En élaborant son rapport sur l'émancipation de la démocratie locale, l'observatoire a pris la mesure du retard français en la matière. Les expériences européennes et les contacts directs noués sur place avec des élus allemands, italiens ou espagnols ont montré la route fort longue qui reste à parcourir, à la mesure du temps qu'il a fallu à la France pour ratifier la Charte européenne de l'autonomie locale.

Je rappelle que j'ai dû intervenir à plusieurs reprises au nom de l'observatoire pour obtenir cette ratification en mai 2007, un an après la loi du 10 juillet 2006 qui l'autorisait, alors que notre signature du traité date du 15 octobre 1985 ! Il aura fallu 22 ans ! À qui cette charte faisait-elle si peur ? Les tenants du jacobinisme ne veulent décidément rien lâcher. Signée par presque tous les États représentés au Conseil de l'Europe, la charte indique notamment que l'autonomie locale est « le droit et la capacité effective pour les collectivités de régler et de gérer, dans le cadre de la loi, sous leur propre responsabilité, et au profit de leur population, une part importante des affaires publiques. » En outre, ces responsabilités doivent être « exercées par des conseils ou des assemblées, composées de membres élus au suffrage libre, secret, direct et universel et pouvant disposer d'organes exécutifs responsables devant eux. » Qu'il ait fallu 22 ans pour l'accepter montre l'ampleur des réticences face à ces principes fondamentaux.

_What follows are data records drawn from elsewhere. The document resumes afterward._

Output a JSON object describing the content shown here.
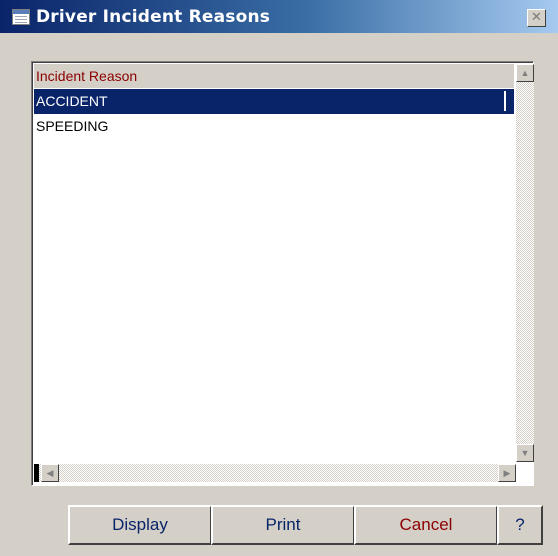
{
  "window": {
    "title": "Driver Incident Reasons",
    "close_glyph": "✕"
  },
  "grid": {
    "columns": [
      "Incident Reason"
    ],
    "rows": [
      {
        "reason": "ACCIDENT",
        "selected": true
      },
      {
        "reason": "SPEEDING",
        "selected": false
      }
    ]
  },
  "buttons": {
    "display": "Display",
    "print": "Print",
    "cancel": "Cancel",
    "help": "?"
  },
  "icons": {
    "title": "grid-table-icon",
    "scroll_up": "triangle-up-icon",
    "scroll_down": "triangle-down-icon",
    "scroll_left": "triangle-left-icon",
    "scroll_right": "triangle-right-icon"
  },
  "colors": {
    "title_start": "#0a246a",
    "title_end": "#a6caf0",
    "selection": "#0a246a",
    "header_text": "#8b0000",
    "button_text": "#0a246a",
    "cancel_text": "#8b0000",
    "face": "#d4d0c8"
  }
}
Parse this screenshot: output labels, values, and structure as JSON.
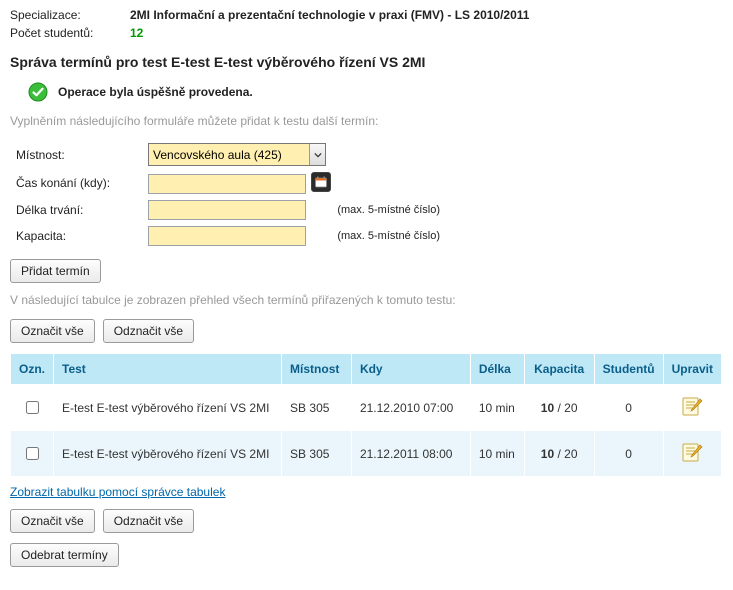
{
  "header": {
    "spec_label": "Specializace:",
    "spec_value": "2MI Informační a prezentační technologie v praxi (FMV) - LS 2010/2011",
    "students_label": "Počet studentů:",
    "students_value": "12"
  },
  "title": "Správa termínů pro test E-test E-test výběrového řízení VS 2MI",
  "success_message": "Operace byla úspěšně provedena.",
  "form": {
    "intro": "Vyplněním následujícího formuláře můžete přidat k testu další termín:",
    "room_label": "Místnost:",
    "room_selected": "Vencovského aula (425)",
    "time_label": "Čas konání (kdy):",
    "time_value": "",
    "duration_label": "Délka trvání:",
    "duration_value": "",
    "duration_hint": "(max. 5-místné číslo)",
    "capacity_label": "Kapacita:",
    "capacity_value": "",
    "capacity_hint": "(max. 5-místné číslo)",
    "submit_label": "Přidat termín"
  },
  "list": {
    "intro": "V následující tabulce je zobrazen přehled všech termínů přiřazených k tomuto testu:",
    "select_all": "Označit vše",
    "deselect_all": "Odznačit vše",
    "headers": {
      "mark": "Ozn.",
      "test": "Test",
      "room": "Místnost",
      "when": "Kdy",
      "duration": "Délka",
      "capacity": "Kapacita",
      "students": "Studentů",
      "edit": "Upravit"
    },
    "rows": [
      {
        "test": "E-test E-test výběrového řízení VS 2MI",
        "room": "SB 305",
        "when": "21.12.2010 07:00",
        "duration": "10 min",
        "capacity_used": "10",
        "capacity_total": " / 20",
        "students": "0"
      },
      {
        "test": "E-test E-test výběrového řízení VS 2MI",
        "room": "SB 305",
        "when": "21.12.2011 08:00",
        "duration": "10 min",
        "capacity_used": "10",
        "capacity_total": " / 20",
        "students": "0"
      }
    ],
    "show_via_manager": "Zobrazit tabulku pomocí správce tabulek",
    "remove_label": "Odebrat termíny"
  }
}
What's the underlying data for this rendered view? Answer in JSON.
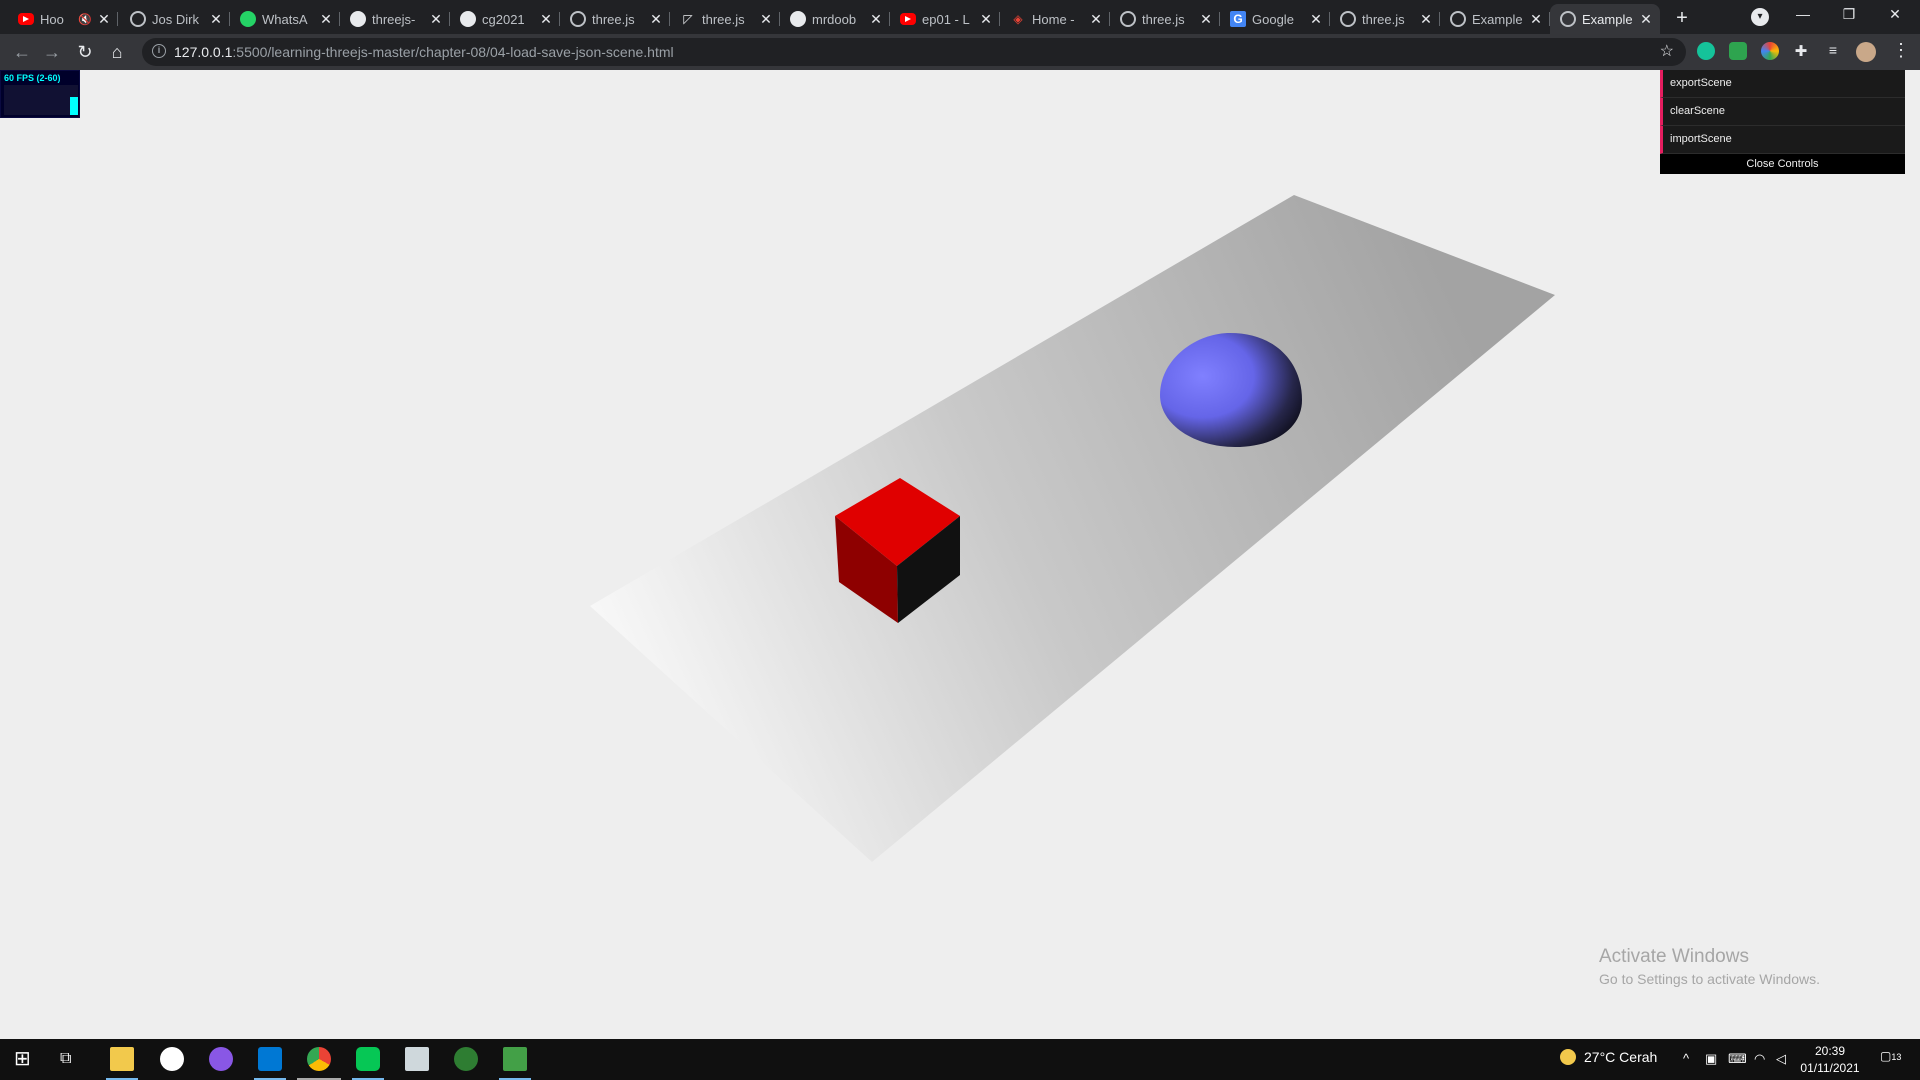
{
  "browser": {
    "tabs": [
      {
        "title": "Hoo",
        "icon": "youtube-icon",
        "muted": true
      },
      {
        "title": "Jos Dirk",
        "icon": "globe-icon"
      },
      {
        "title": "WhatsA",
        "icon": "whatsapp-icon"
      },
      {
        "title": "threejs-",
        "icon": "github-icon"
      },
      {
        "title": "cg2021",
        "icon": "github-icon"
      },
      {
        "title": "three.js",
        "icon": "globe-icon"
      },
      {
        "title": "three.js",
        "icon": "threejs-icon"
      },
      {
        "title": "mrdoob",
        "icon": "github-icon"
      },
      {
        "title": "ep01 - L",
        "icon": "youtube-icon"
      },
      {
        "title": "Home -",
        "icon": "home-site-icon"
      },
      {
        "title": "three.js",
        "icon": "globe-icon"
      },
      {
        "title": "Google",
        "icon": "google-translate-icon"
      },
      {
        "title": "three.js",
        "icon": "globe-icon"
      },
      {
        "title": "Example",
        "icon": "globe-icon"
      },
      {
        "title": "Example",
        "icon": "globe-icon",
        "active": true
      }
    ],
    "url_host": "127.0.0.1",
    "url_path": ":5500/learning-threejs-master/chapter-08/04-load-save-json-scene.html"
  },
  "stats": {
    "label": "60 FPS (2-60)"
  },
  "gui": {
    "buttons": [
      "exportScene",
      "clearScene",
      "importScene"
    ],
    "close_label": "Close Controls"
  },
  "watermark": {
    "title": "Activate Windows",
    "subtitle": "Go to Settings to activate Windows."
  },
  "scene": {
    "background": "#eeeeee",
    "cube_color": "#ff0000",
    "sphere_color": "#7777ff",
    "plane_color": "#ffffff"
  },
  "taskbar": {
    "weather_temp": "27°C",
    "weather_text": "Cerah",
    "time": "20:39",
    "date": "01/11/2021",
    "notification_count": "13"
  }
}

Nous avons les outils, un état des lieux et les expériences comparées : le moment est venu de réformer. Je rappellerai donc quelques propositions formulées par l'observatoire sénatorial.

La première consiste à clarifier les compétences des collectivités territoriales, car il n'est pas toujours facile pour les élus ni a fortiori pour nos concitoyens -qui pataugent dans le maquis des administrations- de répondre à la question : « qui fait quoi ? ». Il est indispensable que les citoyens puissent identifier le rôle de chaque exécutif, ce qui suppose une stricte limitation des financements croisés, sources de confusion. Ces incertitudes brouillent l'image et affaiblissent la légitimité des élus.

Or, il faut conforter cette légitimité avec une désignation plus directe des exécutifs locaux, qui exercent de lourdes responsabilités et assument les risques avec courage face à une opinion publique prompte à réagir, souvent sans connaître les difficultés de l'élu confronté à un État aujourd'hui enclin au contrôle plus qu'à l'accompagnement. Alors que la Ve République repose largement sur l'élection du Président de la République au suffrage universel direct, les exécutifs locaux restent désignés selon des modalités qui rappellent la IVe République voire la IIIe.

Sur le terrain de l'administration locale, la France a une République de retard Elle risque, du coup, de ne plus être en phase avec le pays réel.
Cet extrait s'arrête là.